Le discours sur l’entreprise 2.0 est volontiers prophétique. L’internaute serait un nouveau consommateur citoyen, avide d’expression en réseau, que l’on pourrait mobiliser, appeler à la participation, à la co-création.

Et dans la réalité ?

Où en sont les Français ? Que font-ils quand ils s’expriment en ligne, à l’égard des entreprises ? Se rendent-ils sur les plate-formes proposées par les marques ? Sont-ils prêts à participer ? A quelles conditions ? Nous sommes allés les interroger avec OpinionWay.

Notre objectif est simple : ouvrir de nouvelles perspectives dans la relation qu’entretiennent les entreprises avec leurs parties prenantes en ligne. Le faire de façon pragmatique, en nous appuyant sur la réalité des usages plutôt que sur la simple injonction prophétique.

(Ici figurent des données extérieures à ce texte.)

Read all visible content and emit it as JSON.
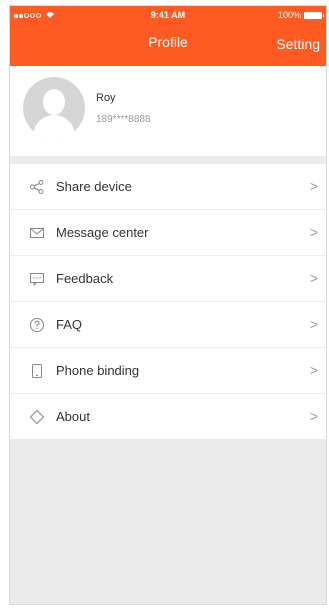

Dans un mois, nous vous présenterons la suite de cette recherche des pratiques. L’enjeu : effectuer un état des lieux complet de ces nouvelles démarches d’engagement des publics, en analysant leurs conditions de succès ou d’échec. Voici déjà quelques enseignements…

Notre sondage : des français qui ne pratiquent pas, mais pourraient le faire, sous certaines conditions.

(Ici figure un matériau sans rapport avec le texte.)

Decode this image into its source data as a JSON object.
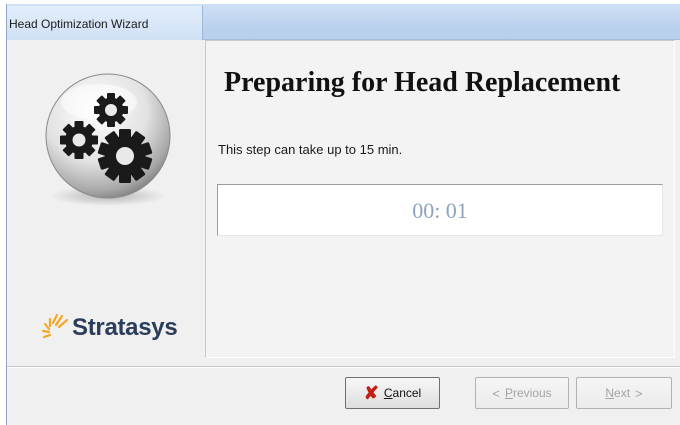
{
  "window": {
    "title": "Head Optimization Wizard"
  },
  "sidebar": {
    "graphic_icon": "gears-icon",
    "logo_text": "Stratasys",
    "logo_icon": "stratasys-logo-icon"
  },
  "main": {
    "title": "Preparing for Head Replacement",
    "description": "This step can take up to 15 min.",
    "timer": "00: 01"
  },
  "buttons": {
    "cancel": {
      "mnemonic": "C",
      "rest": "ancel",
      "icon": "cancel-x-icon",
      "enabled": true
    },
    "previous": {
      "mnemonic": "P",
      "rest": "revious",
      "icon": "arrow-left-icon",
      "enabled": false
    },
    "next": {
      "mnemonic": "N",
      "rest": "ext",
      "icon": "arrow-right-icon",
      "enabled": false
    }
  },
  "colors": {
    "accent_red": "#c41e14",
    "timer_text": "#8ea2bf",
    "logo_text": "#2a3d5a",
    "logo_mark": "#f5a623"
  }
}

Que nous disent les Français ? Qu’il ne suffit pas de convoquer les citoyens-consommateurs pour qu’ils viennent joyeusement débattre avec les entreprises ; mais aussi qu’il y a la possibilité d’un dialogue fructueux, pour peu que les consommateurs s’y retrouvent.

Pour parvenir à engager cette nouvelle relation avec leurs publics, les marques doivent proposer des espaces qui renforcent et améliorent en premier lieu la relation client, principale attente des français, mais également offrir un service « véritablement utile » aux internautes, qui se méfient des « opérations marketing », et enfin s’insérer au cœur des dispositifs de communication en ligne pour gagner en visibilité et en autonomie.

Tout est dans cette liste de dix enseignement-clefs, ces trois graphiques, le communiqué de presse, et cette présentation jointe.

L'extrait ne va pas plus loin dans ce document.